Generally speaking the symbolism of dew is closely akin to that of rain, but its influence is of a more subtle order. ‘The waters which spring from the heart,’ wrote Callixtus II Xanthopoulos, ‘fill the entire inner being with divine dew.’ ‘The pearly dew of the noble godhead’ of which Angelus Silesius writes has a similar significance, but suggests the redeeming blood of Christ. Now, in medieval iconography, the blood, which falls drop by drop from the Centurion’s spear, is also the heavenly dew, the symbol of redemption and rebirth, which recurs in Hermetic writings and also in the Jewish Kabbalah, where it is an emanation of the Tree of Life. Apparently there was a ‘tree of sweet dew’ on Mount Kun-Lun, the Chinese centre of the Earth.
Pliny calls dew ‘the sweat of Heaven, the spittle of the stars’. In Indian sacred scriptures it is ‘the symbol of the word of God’. Dew is a symbol of regeneration.
If the heavenly dew of the Jews restored life to dry bones, the lunar dew of the Chinese cleared the vision and allowed the attainment of immortality. The Immortals on the island of Ho-chu feed upon air and dew, according to Lao-Tzu. The dew is drawn from the Moon in a huge shell (to kiue). It was gathered by such mortals as the Han Emperor, Wu, in a jade chalice, to be mixed with powdered jade.
In China, too, dew was associated with the princely power of the yang, sometimes in opposition to the yin influence of rain. The down-dropping of ‘gentle dew’, according to Lao-Tzu (ch. 32), is the sign of the peaceful marriage of Heaven and Earth. Dew is also born of a perfect harmony struck on a four-stringed lute.
On the other hand, in Buddhist terms, the ‘world of dew’ is that of appearances, and is a sign of the ephemeral nature of material things and of the brevity of life.
The Old Greeks related dew with fertility myths, dionysos embodying the fertilizing dew of Heaven. Texts from Ras Shamrah place Astarte in contact with the sea as with a fertilizing dew, and the same is true of aphrodite. It should be emphasized that these are love-gods and goddesses.
The importance of dew in so many rituals and magic spells arises from the fact that it resolves the confrontation between the upper and the lower, the heavenly and the terrestrial waters. Dew is pure water, precious water, pre-eminently primeval water, a distillation of the generative powers of the watery principle.
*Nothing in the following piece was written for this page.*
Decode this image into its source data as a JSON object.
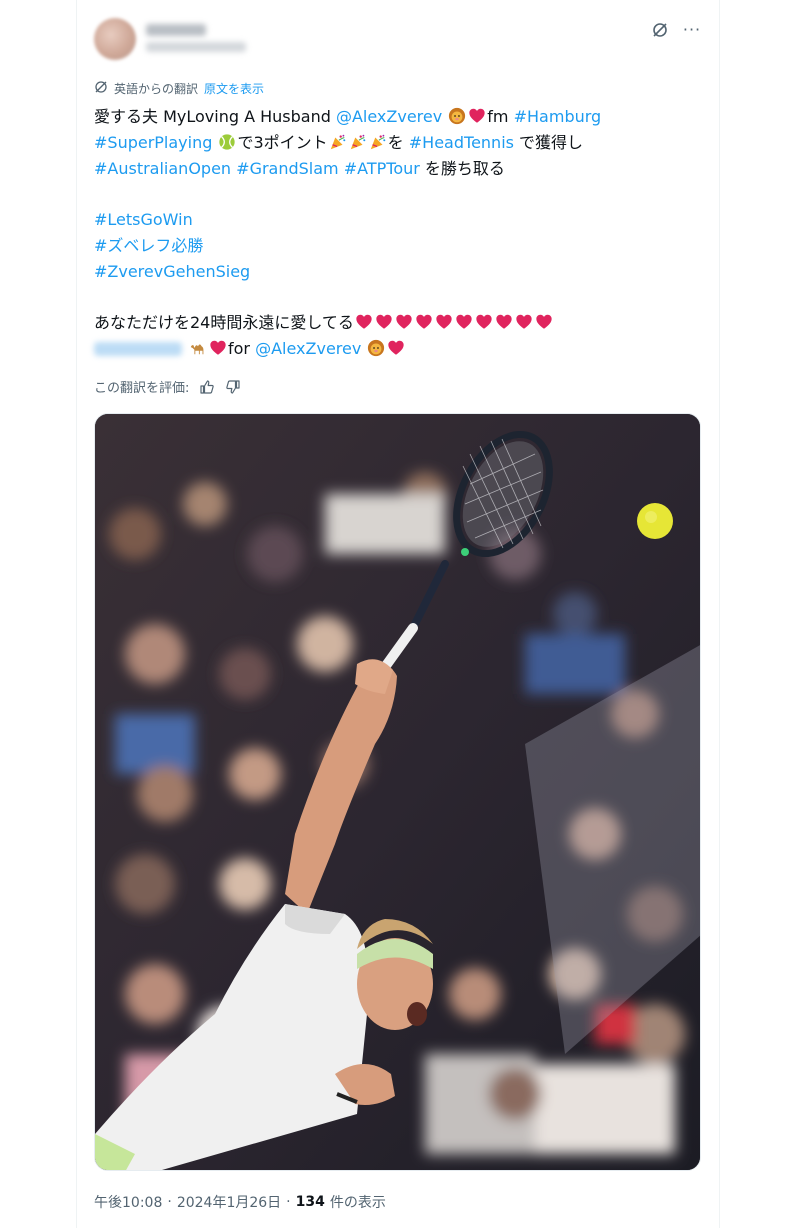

The Fon of Dahomey (now Benin) call it ‘Mother-Water’ and in the Voodoo pantheon, the deified watery element materializes in the shape of drops of dew preserved in a calabash. In Bambara mythology the primal waters first appeared on Earth in the shape of dew. The spider, the Ashanti Demiurge, first created the Sun, Moon and stars and divided night from day and next created dew, Harry Tegnaeus concluding: ‘thus this concept of dew should be related to that of vegetation and fertility.’
Similarly North American Indians believed that ‘The Great Dew Eagle’ regenerated the soil blasted by evil spirits.